When everyone else arrived on Monday and heard of what happened, we all shared the same “holy shit what happened” reaction. We were all shocked and dismayed. Even though he wasn’t on our service anymore, we reviewed the case and weekend events with something that resembled personal investment. We lamented about how there was no way to foresee this progression from postictal paralysis to full-blown encephalitis. We ultimately moved on after the closing comment “this is a cool case, yeah? We should write it up.”

But I had additional mixed feelings. Sure, I performed the initial assessment, but the attendings all confirmed my findings before establishing the plan. My real contribution was that I was there first, that I was the one talking to the family and who they saw most. I was the face of the medical team. I reassured them this would all be over and they’d walk out by Monday, and I was so, so wrong.

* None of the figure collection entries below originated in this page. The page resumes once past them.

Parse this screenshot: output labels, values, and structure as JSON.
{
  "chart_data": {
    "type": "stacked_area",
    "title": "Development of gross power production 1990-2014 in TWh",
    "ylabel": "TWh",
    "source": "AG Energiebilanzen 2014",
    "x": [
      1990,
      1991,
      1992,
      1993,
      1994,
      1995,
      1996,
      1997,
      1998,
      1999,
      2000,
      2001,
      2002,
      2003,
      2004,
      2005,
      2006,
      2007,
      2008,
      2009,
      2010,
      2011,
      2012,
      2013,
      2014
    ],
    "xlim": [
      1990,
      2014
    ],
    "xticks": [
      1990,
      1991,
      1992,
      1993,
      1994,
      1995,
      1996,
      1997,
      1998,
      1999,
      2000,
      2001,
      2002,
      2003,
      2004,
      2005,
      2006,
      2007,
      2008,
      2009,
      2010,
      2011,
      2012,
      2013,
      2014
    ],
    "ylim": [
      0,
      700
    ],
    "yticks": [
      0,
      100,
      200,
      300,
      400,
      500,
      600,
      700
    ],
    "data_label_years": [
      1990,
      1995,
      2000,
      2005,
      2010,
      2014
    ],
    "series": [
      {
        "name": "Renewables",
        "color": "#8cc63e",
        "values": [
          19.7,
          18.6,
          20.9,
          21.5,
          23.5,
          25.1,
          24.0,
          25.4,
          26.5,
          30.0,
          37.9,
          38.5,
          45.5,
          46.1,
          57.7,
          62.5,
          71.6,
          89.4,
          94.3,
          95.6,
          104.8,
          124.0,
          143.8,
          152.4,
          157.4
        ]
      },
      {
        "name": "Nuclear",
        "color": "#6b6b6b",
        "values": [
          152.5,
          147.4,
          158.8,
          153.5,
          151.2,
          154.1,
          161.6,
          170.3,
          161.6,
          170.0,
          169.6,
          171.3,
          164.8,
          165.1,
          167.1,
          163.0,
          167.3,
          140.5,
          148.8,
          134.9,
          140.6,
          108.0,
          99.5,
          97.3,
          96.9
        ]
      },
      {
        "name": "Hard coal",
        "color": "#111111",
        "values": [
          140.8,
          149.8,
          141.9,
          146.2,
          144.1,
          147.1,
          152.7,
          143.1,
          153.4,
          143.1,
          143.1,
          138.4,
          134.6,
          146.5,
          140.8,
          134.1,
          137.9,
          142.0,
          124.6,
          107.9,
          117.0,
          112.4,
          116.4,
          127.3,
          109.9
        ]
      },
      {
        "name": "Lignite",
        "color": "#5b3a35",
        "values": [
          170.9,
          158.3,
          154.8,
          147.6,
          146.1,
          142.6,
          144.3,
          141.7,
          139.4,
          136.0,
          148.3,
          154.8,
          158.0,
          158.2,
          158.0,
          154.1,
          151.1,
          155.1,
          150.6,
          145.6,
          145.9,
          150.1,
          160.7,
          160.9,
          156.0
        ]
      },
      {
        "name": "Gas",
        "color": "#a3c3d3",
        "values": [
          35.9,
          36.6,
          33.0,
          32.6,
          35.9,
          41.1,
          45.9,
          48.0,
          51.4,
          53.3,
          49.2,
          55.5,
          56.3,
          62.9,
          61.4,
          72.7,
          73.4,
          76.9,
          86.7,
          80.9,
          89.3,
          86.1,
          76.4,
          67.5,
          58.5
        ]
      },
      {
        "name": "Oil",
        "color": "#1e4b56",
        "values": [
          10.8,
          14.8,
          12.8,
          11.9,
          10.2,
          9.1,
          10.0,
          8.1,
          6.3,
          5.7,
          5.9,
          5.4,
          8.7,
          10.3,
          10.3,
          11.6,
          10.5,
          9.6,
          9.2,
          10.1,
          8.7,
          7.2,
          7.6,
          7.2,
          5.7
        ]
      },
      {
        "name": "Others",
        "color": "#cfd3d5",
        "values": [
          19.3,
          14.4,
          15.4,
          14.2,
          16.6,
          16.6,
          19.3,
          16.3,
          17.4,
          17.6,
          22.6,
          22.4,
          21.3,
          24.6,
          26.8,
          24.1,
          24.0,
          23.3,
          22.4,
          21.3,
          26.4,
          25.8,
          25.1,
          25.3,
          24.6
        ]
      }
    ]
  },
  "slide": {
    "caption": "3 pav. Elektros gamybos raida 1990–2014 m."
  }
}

I visited the patient and family in the ICU. The patient was thrashing around in the bed, being managed by the ICU nurses, too altered to recognize me. I dreaded facing the family, but they didn’t ask me to apologize for the misinformation or false hope. They understood. We were on the same side, rooting for the patient and hoping for a swift recovery.

I don’t feel guilty about not diagnosing him. We all did. In fact, this time I was actually limited not by my medical incompetency but by the disease itself. But what bad timing for my first complex patient to end up having some rare devastating encephalitis. (Needless to say, rotten luck for him…) I was feeling all proud of my progression as a clinician, and then the misfortune of illness struck.

This week felt different. I’ve independently evaluated and discharged three patients: a lady with a CHF exacerbation, a man with an asthma attack, and a woman with a GI bleed. In each case, they got to go home sooner because I was free to advocate for them and attend to their follow-up and paperwork. I’m bolstered by newfound confidence but simultaneously so much more wary of medicine’s deadly mystery and unpredictability.

Every morning, I type in his MRN (which I’ve now memorized) to follow his progression. All five teams following case are still trying to figure out what on earth is happening. In between caring for my current patients and attending lectures, I drop by the ICU to talk to the family and see how he’s doing. He’s better, but he’s still enduring encephalitis hell.

Now I understand why all doctors, no matter how far in their careers, remember patients they met early on. Every instance of stepwise growth in your life as a doctor will correspond to the illness and life of another person. Each poignant lesson will be accompanied by the memory of the patient who taught it to you. They’ll haunt you.


 

*Patient details and case specifics altered/obfuscated for anonymity.